You have to understand—public disgrace is not the same as justice. But it does something to people who thought of others as playthings. It makes them small. It makes them careful.
The final piece of the life I had been building was not even mine to take. On a cold autumn night Finley walked me onto a small stage at a private benefit.
"The world knows her as Lauryn Ferreira," he said into the microphone. "She had a hard year."
He did not need to say more. He set his hand in mine in a gesture that no one filmed. He put a small golden rose in my palm—the same kind that Blaise had once offered on the runway.
"Keep it," Blaise said from the wings, smiling like someone who had started a fire and had already warmed himself.
I kept the rose.
Years from the night I woke up on that couch, years after Miriam's prison, after Colt's arrest, after Booker Bray learned the difference between a ledger and a life, people would still ask how I had done it.
I would tell them this: I was given a second chance. I learned to read people with the slightest touch.
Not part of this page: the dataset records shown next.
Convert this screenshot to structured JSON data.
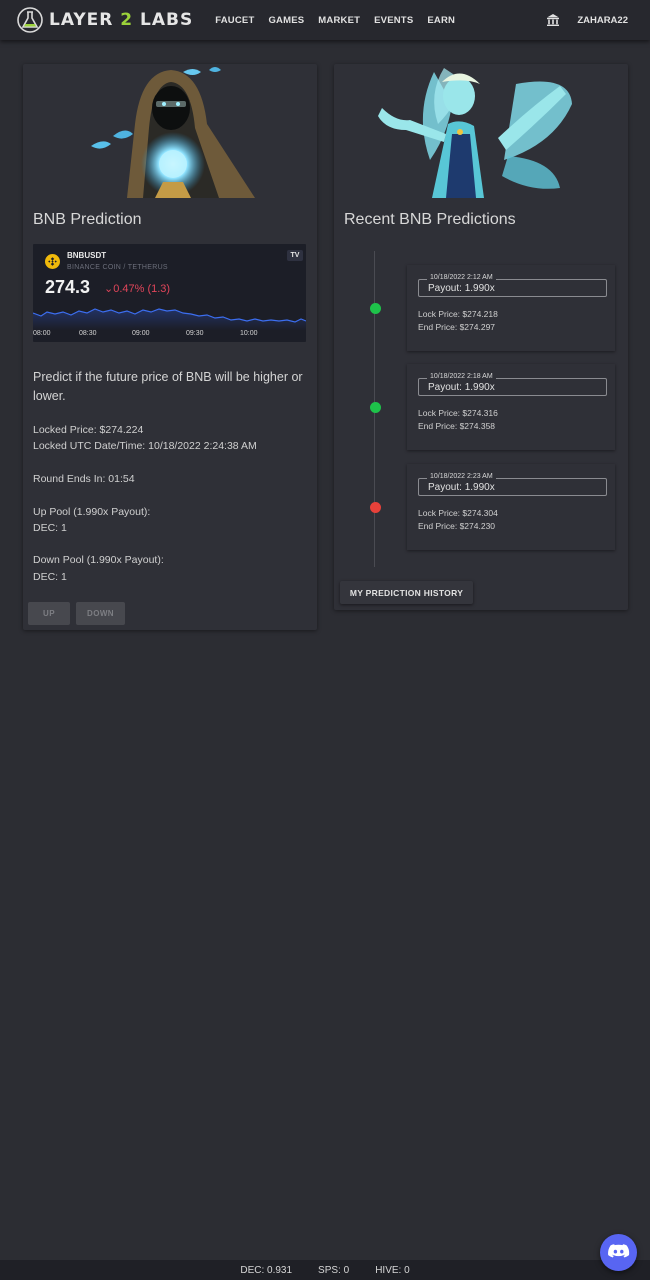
{
  "header": {
    "brand_prefix": "LAYER ",
    "brand_accent": "2",
    "brand_suffix": " LABS",
    "nav": [
      "FAUCET",
      "GAMES",
      "MARKET",
      "EVENTS",
      "EARN"
    ],
    "username": "ZAHARA22"
  },
  "prediction": {
    "title": "BNB Prediction",
    "ticker": {
      "symbol": "BNBUSDT",
      "subtitle": "BINANCE COIN / TETHERUS",
      "price": "274.3",
      "change": "⌄0.47% (1.3)",
      "badge": "TV",
      "times": [
        "08:00",
        "08:30",
        "09:00",
        "09:30",
        "10:00"
      ]
    },
    "prompt": "Predict if the future price of BNB will be higher or lower.",
    "locked_price": "Locked Price: $274.224",
    "locked_time": "Locked UTC Date/Time: 10/18/2022 2:24:38 AM",
    "round_ends": "Round Ends In: 01:54",
    "up_pool_label": "Up Pool (1.990x Payout):",
    "up_pool_value": "DEC: 1",
    "down_pool_label": "Down Pool (1.990x Payout):",
    "down_pool_value": "DEC: 1",
    "up_button": "UP",
    "down_button": "DOWN"
  },
  "recent": {
    "title": "Recent BNB Predictions",
    "items": [
      {
        "date": "10/18/2022 2:12 AM",
        "payout": "Payout: 1.990x",
        "lock": "Lock Price: $274.218",
        "end": "End Price: $274.297",
        "result_color": "#1ec24a"
      },
      {
        "date": "10/18/2022 2:18 AM",
        "payout": "Payout: 1.990x",
        "lock": "Lock Price: $274.316",
        "end": "End Price: $274.358",
        "result_color": "#1ec24a"
      },
      {
        "date": "10/18/2022 2:23 AM",
        "payout": "Payout: 1.990x",
        "lock": "Lock Price: $274.304",
        "end": "End Price: $274.230",
        "result_color": "#e8413a"
      }
    ],
    "history_button": "MY PREDICTION HISTORY"
  },
  "footer": {
    "dec": "DEC: 0.931",
    "sps": "SPS: 0",
    "hive": "HIVE: 0"
  },
  "colors": {
    "accent_green": "#9bd23a",
    "down_red": "#e0455a",
    "discord": "#5865f2"
  }
}
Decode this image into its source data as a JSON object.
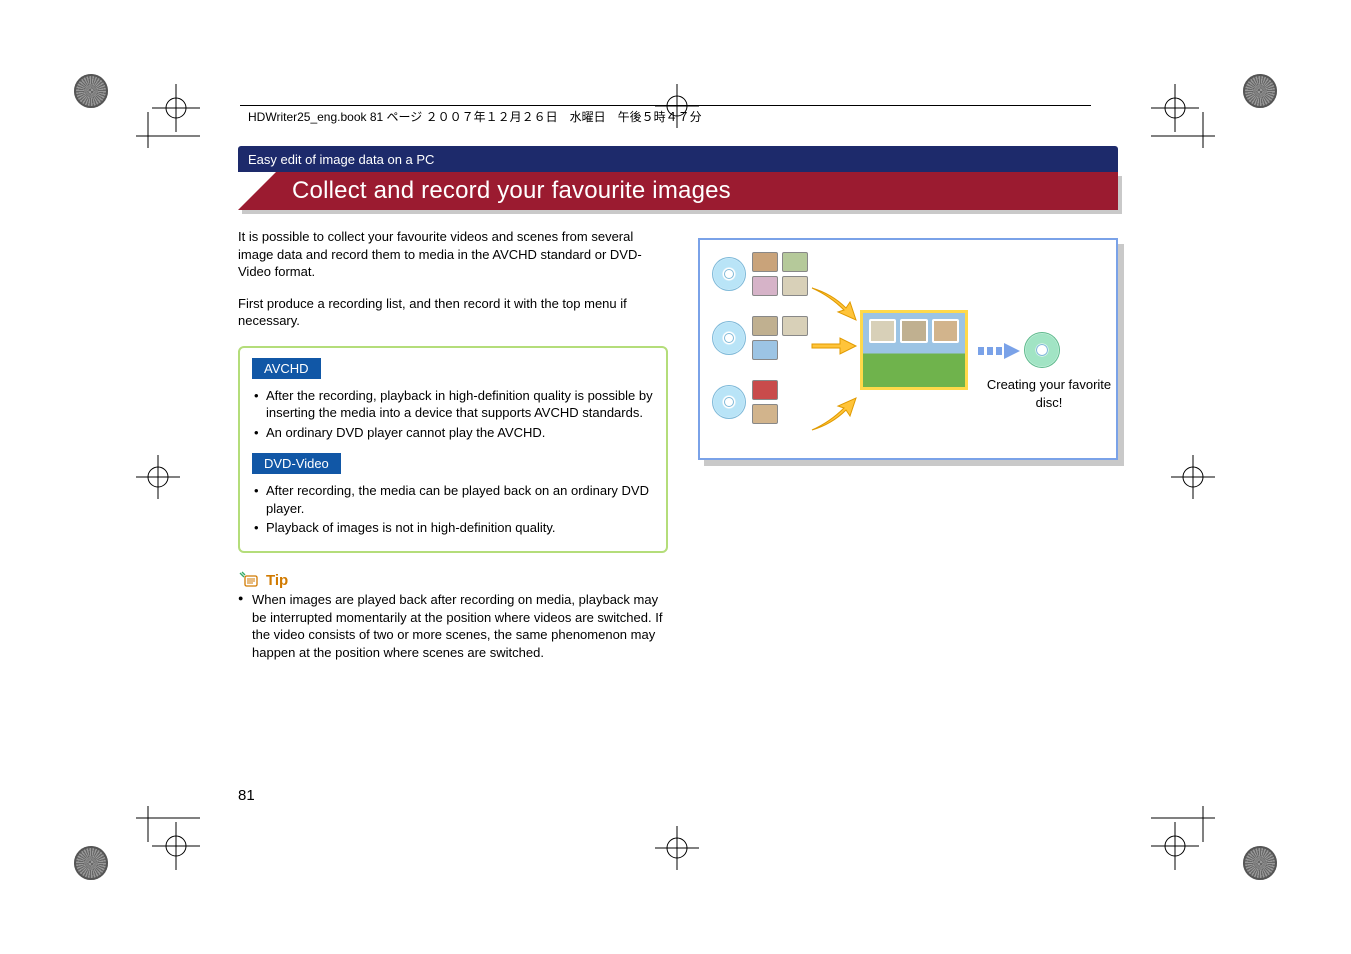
{
  "header": {
    "file_info": "HDWriter25_eng.book  81 ページ  ２００７年１２月２６日　水曜日　午後５時４７分"
  },
  "section": {
    "breadcrumb": "Easy edit of image data on a PC",
    "title": "Collect and record your favourite images"
  },
  "intro": {
    "p1": "It is possible to collect your favourite videos and scenes from several image data and record them to media in the AVCHD standard or DVD-Video format.",
    "p2": "First produce a recording list, and then record it with the top menu if necessary."
  },
  "avchd": {
    "label": "AVCHD",
    "items": [
      "After the recording, playback in high-definition quality is possible by inserting the media into a device that supports AVCHD standards.",
      "An ordinary DVD player cannot play the AVCHD."
    ]
  },
  "dvd": {
    "label": "DVD-Video",
    "items": [
      "After recording, the media can be played back on an ordinary DVD player.",
      "Playback of images is not in high-definition quality."
    ]
  },
  "tip": {
    "label": "Tip",
    "items": [
      "When images are played back after recording on media, playback may be interrupted momentarily at the position where videos are switched. If the video consists of two or more scenes, the same phenomenon may happen at the position where scenes are switched."
    ]
  },
  "diagram": {
    "caption": "Creating your favorite disc!"
  },
  "page_number": "81"
}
I learned which hands to accept and which to close into fists. I accepted love when it came steady, not flashy; I accepted help when it was quiet and real. I kept a list only to remind me of what I had lost and what I would not lose again.
"Do you still hate them?" someone asked me once.
"I don't hate," I said. "I remember. Justice is not a story of cruelty. It's the quiet settling of rights."
Finley squeezed my hand. His scarred cheek caught the light that came off the golden petal in my palm.
"You're stubborn," he said, like a compliment.
"Someone had to be," I answered.
On the last page of my second life I pinned the rose in a small chest beside my scripts and call sheets. It is not a trophy. It is proof: that a hand can choose to give and a life can choose to go on.
Tonight, when the city sleeps under a mesh of neon and rain, I close my fingers around that rose and—because I can—touch my own palm.
"I am your person," I once sent to him in a text by mistake, and he answered simply: "Good."
I look at the golden petal and let that small miracle of words rest there.
It is a quiet, private ending, marked by a single object: the rose that Finley once handed me when the lights were hot and the world watched. It is mine—kept where I can see it in the dark, and know that I was brave enough to pick it up.